Mais la vraie force du Livarot (et la preuve que ses partisans étaient bien plus nombreux que ces détracteurs) est démontrée par les statistiques des ventes. En effet, au cours du 19ième siècle avec le développement des marchés locaux et l’avènement du transport ferroviaire, la fabrication fromagère normande connut un développement considérable et continu. Le Livarot est alors le fromage le plus vendu de Normandie. Un dénombrement de 1877 fait état de 4.5 millions de pièces contre seulement 2 millions de camemberts. Cependant, dès la fin du XIXième siècle, le Camembert (plus moderne, plus gras) supplante le Livarot sur les marchés parisiens.
La production de Livarot est donc pénalisée par la diminution continuelle de la production de fromages en blanc des agriculteurs qui préfèrent commercialiser leur lait directement aux fabricants de Camembert.
A partir des années 20, les coopératives beurrières de la Manche valorisent leur lait écrémé en élaborant du Livarot qui ne bénéficie alors d’aucune appellation d’origine pour le protéger. Pour résister, les fabricants augerons décident de fixer une proportion minimale de matières grasses qui progressera jusqu’à 40% (25% en 1938, 30% en 1940). De ce fait les fabrications en dehors du Pays d’Auge régressent. Malgré cela, les affineurs locaux, quant à eux, disparaissent les uns après les autres.
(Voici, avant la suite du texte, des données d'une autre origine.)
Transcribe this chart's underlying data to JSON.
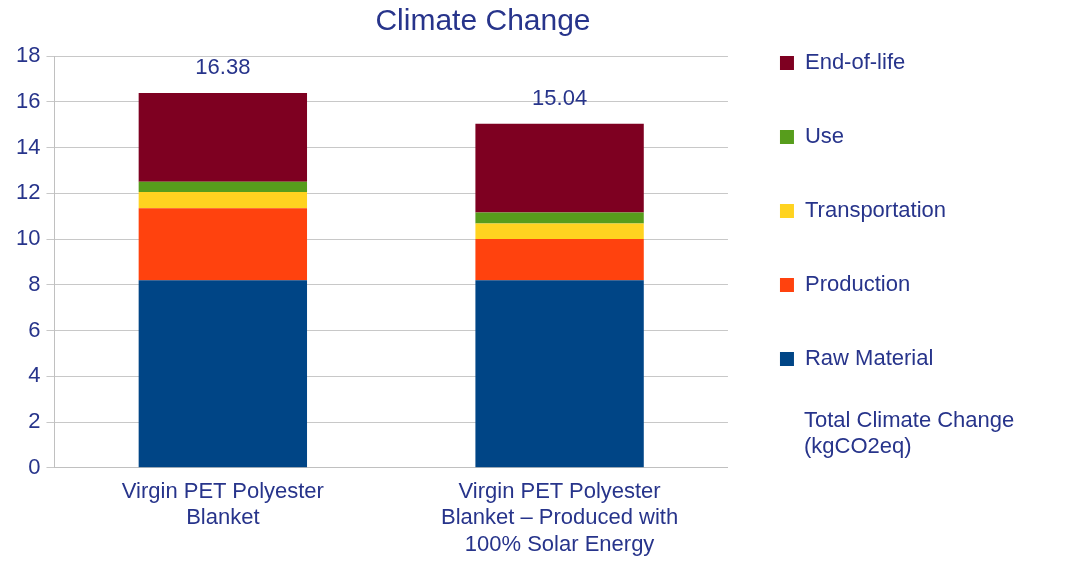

Après la guerre, la fabrication de livarot n’est plus guère qu’une activité marginale à côté de la production de Camembert. Cependant dans les années 70, quelques fromagers demandent et obtiennent la reconnaissance en A.O.C. du Livarot. Ce fromage retrouve alors rapidement un certain succès commercial, passant de 500 tonnes environ en 1975 à 1310 tonnes commercialisées en 2002.